Neste dia, em 1979, João Paulo II tornou-se o primeiro Papa a entrar em Auschwitz-Birkenau

A 7 de junho de 1979, poucos meses após a sua eleição para o sólio pontifício, o Papa João Paulo II visitou o antigo campo de concentração nazi de Auschwitz-Birkenau, na Polónia. Este ato foi um dos momentos mais solenes e comoventes do seu pontificado e teve um enorme simbolismo, pois ele se tornou o primeiro Papa a pisar o local do Holocausto (Shoah). A visita não foi apenas um ato de memória histórica, mas uma peregrinação pessoal e nacional, que ressoou profundamente em todo o mundo.

O Contexto Polaco e a Identidade Judaica

A visita ocorreu durante a primeira viagem apostólica de João Paulo II à sua terra natal, a Polónia, ainda sob o regime comunista. Para Karol Wojtyła, Auschwitz não era um lugar distante; era uma realidade vivida na sua juventude. Cracóvia, a sua cidade episcopal, ficava a pouca distância do campo.

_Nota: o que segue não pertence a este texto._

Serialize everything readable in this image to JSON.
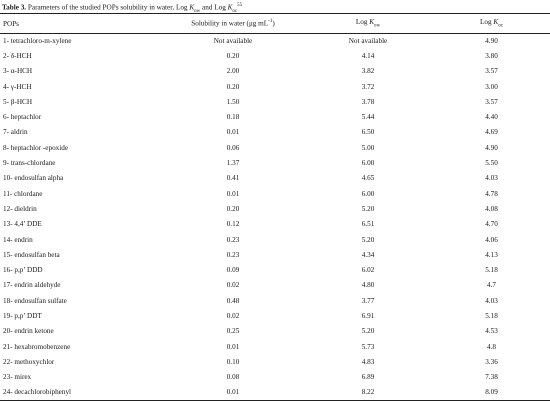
{
  "caption": {
    "label": "Table 3.",
    "text_main": " Parameters of the studied POPs solubility in water, Log ",
    "k1": "K",
    "k1_sub": "ow",
    "and": " and Log ",
    "k2": "K",
    "k2_sub": "oc",
    "ref": "55"
  },
  "headers": {
    "pops": "POPs",
    "solubility": "Solubility in water (μg mL",
    "solubility_sup": "-1",
    "solubility_close": ")",
    "logkow_prefix": "Log ",
    "logkow_k": "K",
    "logkow_sub": "ow",
    "logkoc_prefix": "Log ",
    "logkoc_k": "K",
    "logkoc_sub": "oc"
  },
  "rows": [
    {
      "name": "1- tetrachloro-m-xylene",
      "sol": "Not available",
      "kow": "Not available",
      "koc": "4.90"
    },
    {
      "name": "2- δ-HCH",
      "sol": "0.20",
      "kow": "4.14",
      "koc": "3.80"
    },
    {
      "name": "3- α-HCH",
      "sol": "2.00",
      "kow": "3.82",
      "koc": "3.57"
    },
    {
      "name": "4- γ-HCH",
      "sol": "0.20",
      "kow": "3.72",
      "koc": "3.00"
    },
    {
      "name": "5- β-HCH",
      "sol": "1.50",
      "kow": "3.78",
      "koc": "3.57"
    },
    {
      "name": "6- heptachlor",
      "sol": "0.18",
      "kow": "5.44",
      "koc": "4.40"
    },
    {
      "name": "7- aldrin",
      "sol": "0.01",
      "kow": "6.50",
      "koc": "4.69"
    },
    {
      "name": "8- heptachlor -epoxide",
      "sol": "0.06",
      "kow": "5.00",
      "koc": "4.90"
    },
    {
      "name": "9- trans-chlordane",
      "sol": "1.37",
      "kow": "6.00",
      "koc": "5.50"
    },
    {
      "name": "10- endosulfan alpha",
      "sol": "0.41",
      "kow": "4.65",
      "koc": "4.03"
    },
    {
      "name": "11- chlordane",
      "sol": "0.01",
      "kow": "6.00",
      "koc": "4.78"
    },
    {
      "name": "12- dieldrin",
      "sol": "0.20",
      "kow": "5.20",
      "koc": "4.08"
    },
    {
      "name": "13- 4,4’ DDE",
      "sol": "0.12",
      "kow": "6.51",
      "koc": "4.70"
    },
    {
      "name": "14- endrin",
      "sol": "0.23",
      "kow": "5.20",
      "koc": "4.06"
    },
    {
      "name": "15- endosulfan beta",
      "sol": "0.23",
      "kow": "4.34",
      "koc": "4.13"
    },
    {
      "name": "16- p,p’ DDD",
      "sol": "0.09",
      "kow": "6.02",
      "koc": "5.18"
    },
    {
      "name": "17- endrin aldehyde",
      "sol": "0.02",
      "kow": "4.80",
      "koc": "4.7"
    },
    {
      "name": "18- endosulfan sulfate",
      "sol": "0.48",
      "kow": "3.77",
      "koc": "4.03"
    },
    {
      "name": "19- p,p’ DDT",
      "sol": "0.02",
      "kow": "6.91",
      "koc": "5.18"
    },
    {
      "name": "20- endrin ketone",
      "sol": "0.25",
      "kow": "5.20",
      "koc": "4.53"
    },
    {
      "name": "21- hexabromobenzene",
      "sol": "0.01",
      "kow": "5.73",
      "koc": "4.8"
    },
    {
      "name": "22- methoxychlor",
      "sol": "0.10",
      "kow": "4.83",
      "koc": "3.36"
    },
    {
      "name": "23- mirex",
      "sol": "0.08",
      "kow": "6.89",
      "koc": "7.38"
    },
    {
      "name": "24- decachlorobiphenyl",
      "sol": "0.01",
      "kow": "8.22",
      "koc": "8.09"
    }
  ]
}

Embora o campo de Auschwitz-Birkenau fosse o local de extermínio de milhões de pessoas, a grande maioria judeus, a visita do Papa teve uma dimensão dupla. Ele honrou a memória de todos os que ali pereceram — polacos, ciganos, prisioneiros de guerra soviéticos e outros — mas o seu foco central foi a tragédia indescritível do povo judeu. A Polónia, antes da guerra, tinha uma das maiores e mais vibrantes comunidades judaicas da Europa, que foi quase completamente aniquilada.

O Gesto e as Lágrimas

No campo, João Paulo II caminhou sob o infame portão com a inscrição cínica “Arbeit macht frei” (O trabalho liberta). Rezou em silêncio no Bloco 11, o bloco da morte, e ajoelhou-se para beijar o chão em frente ao monumento internacional às vítimas, um gesto que se tornou icónico e que expressava toda a sua dor e solidariedade.

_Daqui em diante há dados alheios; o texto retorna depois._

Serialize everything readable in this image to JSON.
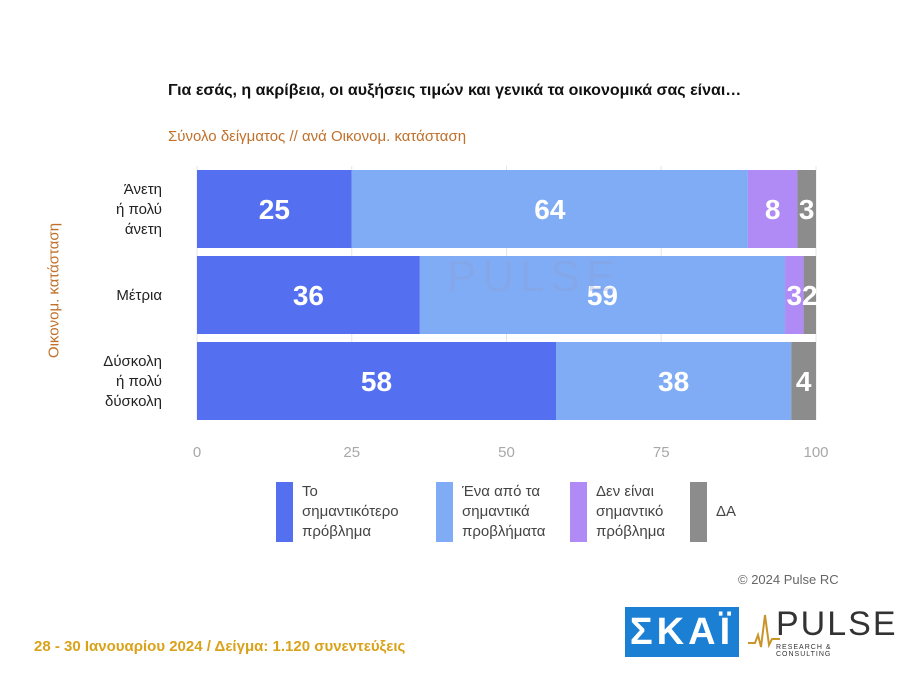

No seu discurso, o Papa utilizou palavras de grande peso moral. Ele sublinhou que Auschwitz é uma “ferida” que recorda a “vitória da ideologia sobre a dignidade humana”. A sua mensagem foi uma reflexão profunda sobre o homem, Deus e o mal radical:

Não posso deixar de vir aqui… Este lugar é feito de tantos túmulos e de tantos sofrimentos… A paz que aqui se respira é o silêncio do túmulo. E é o silêncio que, mais do que qualquer palavra, fala ao coração do homem.”

João Paulo II fez um apelo veemente ao mundo para que nunca esquecesse o Holocausto, a fim de garantir que tais atrocidades nunca mais se repetissem.

O Legado e a Reconciliação Judaico-Católica

A visita a Auschwitz em 1979 foi um momento crucial no processo de reconciliação entre a Igreja Católica e o judaísmo, que o Papa levaria por diante com a visita à Sinagoga de Roma em 1986. O seu gesto no campo de concentração foi visto pela comunidade judaica mundial como um reconhecimento profundo e sincero da magnitude da Shoah e do sofrimento único do povo judeu.

A visita solidificou a posição de João Paulo II como um dos maiores amigos do povo judeu no pontificado moderno e preparou o terreno para o estabelecimento de relações diplomáticas plenas entre a Santa Sé e o Estado de Israel em 1993, e para a sua própria visita histórica a Israel em 2000.

Conclusão

A visita do Papa João Paulo II a Auschwitz em 1979 permanece como um dos momentos mais poderosos e proféticos do seu pontificado. Ao ser o primeiro Papa a pisar o solo do maior cemitério do judaísmo europeu, ele quebrou barreiras e utilizou o seu poder moral para garantir que a memória do Holocausto fosse preservada. A sua presença ali não foi apenas um ato de homenagem, mas um grito de alerta permanente à consciência da humanidade sobre os perigos do ódio, da ideologia e da indiferença perante o mal, e um testemunho inabalável da dignidade inalienável de cada pessoa.